Kolia n’est pas un enfant de cœur. Il vole, se bat et boit. Mais il est très attachant. Ayant grandi dans les goulags de Staline, c’est par chance qu’il apprend à lire. Iossif, un prisonnier d’origine suisse, lui apprend à lire le russe et le français. Il lui apprend surtout le goût des mots. Un jour, Iossif disparaît. On ne lui dit pas pourquoi, ni où il est allé.
Lorsqu’il est finalement relâché du goulag, Kolia est presque un adulte. Il se rend à Moscou où la soeur d’Iossif l’aide à s’établir. Il devient clown. Il devient l’homme blanc, le mime silencieux, le clown muet.
« Dans la Zona il dirait aux autres prisonniers : J’ai volé pour la première fois à l’âge où les enfants apprennent à lire. C’était sa façon de résumer les premiers temps de son art. Il s’appelait Nicolas mais tout le monde le surnommait Kolia. En prison, après l’implosion de l’Union, il découvrirait la pérennité de certaines conditions d’existence dans les enclos, où les hommes devenaient des bêtes marquées. Il traîna avec lui dans le monde libre l’odeur des chiottes du camp et des morts qui se découvriraient au printemps. Cette odeur reste en mémoire et sur soi. Les corps qui revenaient du bagne étaient indécrottables. » (p. 13)
Ainsi commence L’homme blanc (Le Quartanier) de Perrine Leblanc, un livre étonnant. Parfaitement lucide, la prose de Leblanc nous engage jusqu’à la fin sans perdre de son rythme rapide ou de sa construction impeccable. Elle nous livre les pensées et les espoirs de Kolia avec une grande humanité. Le roman débute en 1937 et suit le personnage principal jusqu’après la chute de l’Union soviétique en 1995.
L’histoire d’une amitié inachevée, d’apprentissage, de curiosité, L’homme blanc est un premier roman fort impressionnant. Surtout lorsqu’on apprend que l’auteure n’est pas Russe et trop jeune pour avoir mis les pieds dans l’URSS et s’en souvenir. Il y a une énorme recherche derrière le livre. Or, il ne s’agit pas d’un roman historique pour autant. Le personnage de Kolia est inventé et mis dans des circonstances « réalistes » de l’époque et de l’endroit.
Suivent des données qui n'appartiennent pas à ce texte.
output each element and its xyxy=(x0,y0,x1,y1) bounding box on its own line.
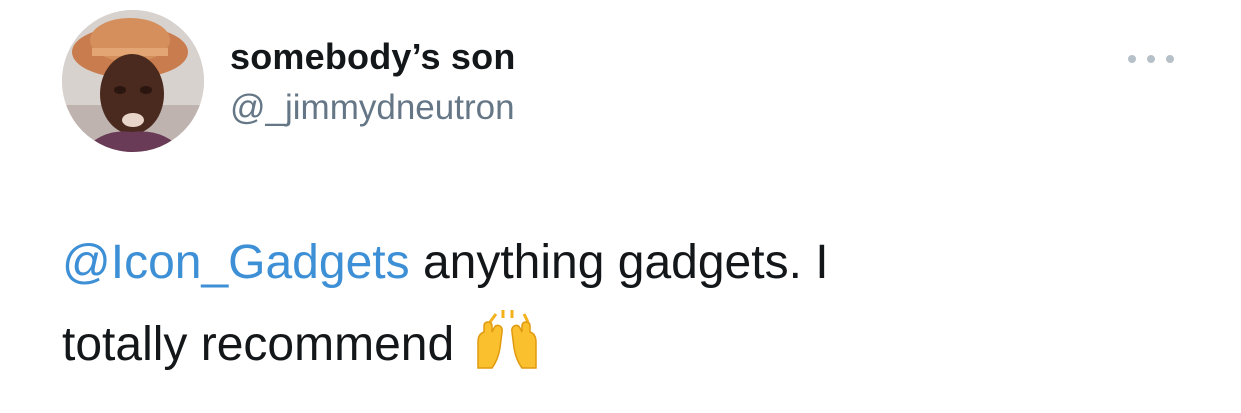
raising-hands-emoji xyxy=(470,308,544,370)
handle[interactable]: @_jimmydneutron xyxy=(230,88,515,128)
ellipsis-icon xyxy=(1128,55,1136,63)
display-name[interactable]: somebody’s son xyxy=(230,36,516,78)
tweet-text: @Icon_Gadgets anything gadgets. I totall… xyxy=(62,222,1162,386)
mention-link[interactable]: @Icon_Gadgets xyxy=(62,236,410,289)
avatar[interactable] xyxy=(62,10,204,152)
avatar-photo xyxy=(62,10,204,152)
tweet-text-line2: totally recommend xyxy=(62,318,455,371)
more-options-button[interactable] xyxy=(1128,46,1174,72)
tweet-text-line1: anything gadgets. I xyxy=(409,236,829,289)
ellipsis-icon xyxy=(1147,55,1155,63)
ellipsis-icon xyxy=(1166,55,1174,63)
tweet-card: somebody’s son @_jimmydneutron @Icon_Gad… xyxy=(0,0,1241,413)
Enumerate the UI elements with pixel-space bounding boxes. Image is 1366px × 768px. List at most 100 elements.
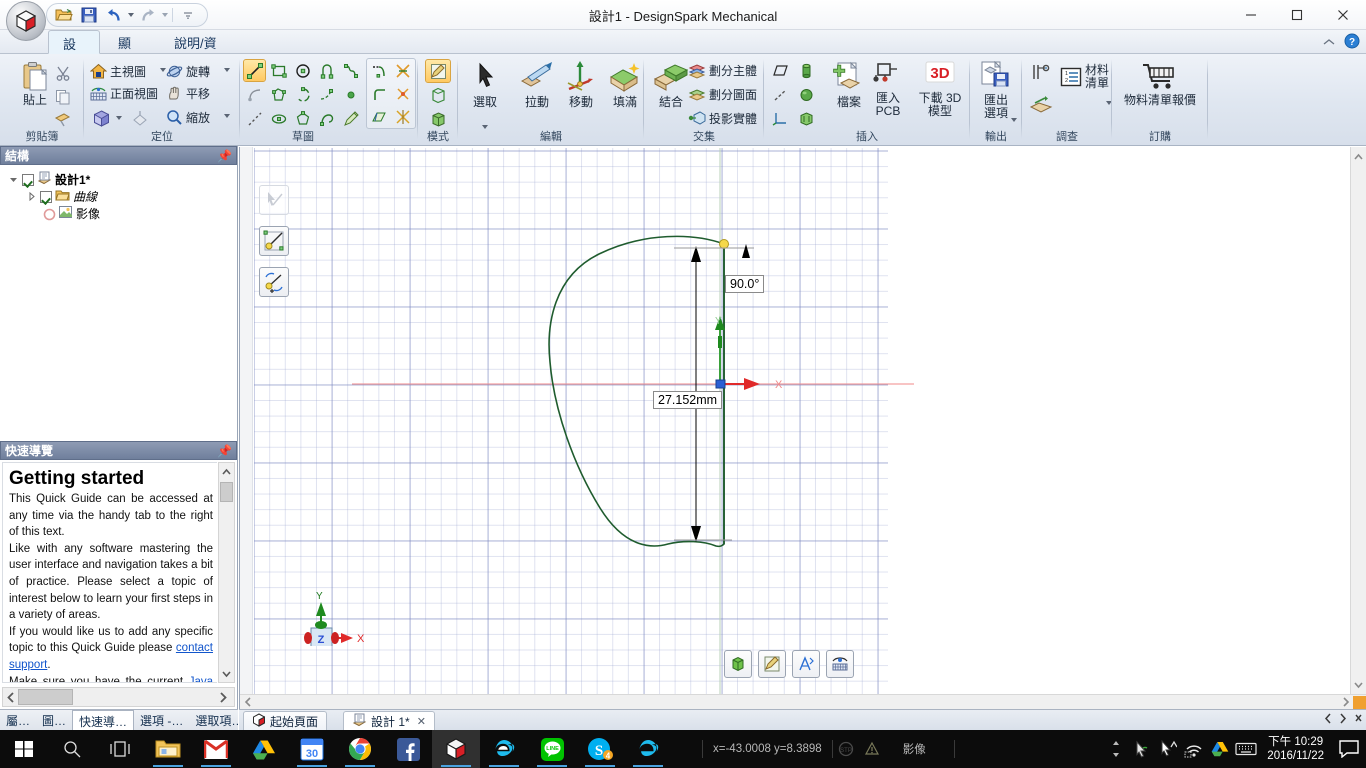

Lauréat du Grand prix du livre de Montréal l’année de sa parution, en 2010, L’homme blanc a beaucoup fait jaser de lui. J’y suis arrivée un peu tard, c’est vrai. En fait, c’est grâce à l’article de Martine sur Les Superbes que j’ai lu le roman. Elle mentionne que « le passage où l’auteure Perrine Leblanc s’est fait dire que son succès était dû à sa beauté [l]’a mise en furie » et moi aussi ça m’a beaucoup choquée. Je ne connaissais pas l’auteure, mais j’avais déniché le livre dans une librairie usagée quelques mois plus tôt en reconnaissant la couverture du Quartanier. Je l’ai lu et je l’ai adoré. Je ne sais toujours pas de quoi a l’air Perrine Leblanc et je m’en fous. Elle écrit foncièrement bien; il suffit de faire l’éloge de son écriture, pas d’y voir là le reflet de son physique attrayant. Franchement! Depuis, elle a écrit Malabourg, paru chez Gallimard, en 2014.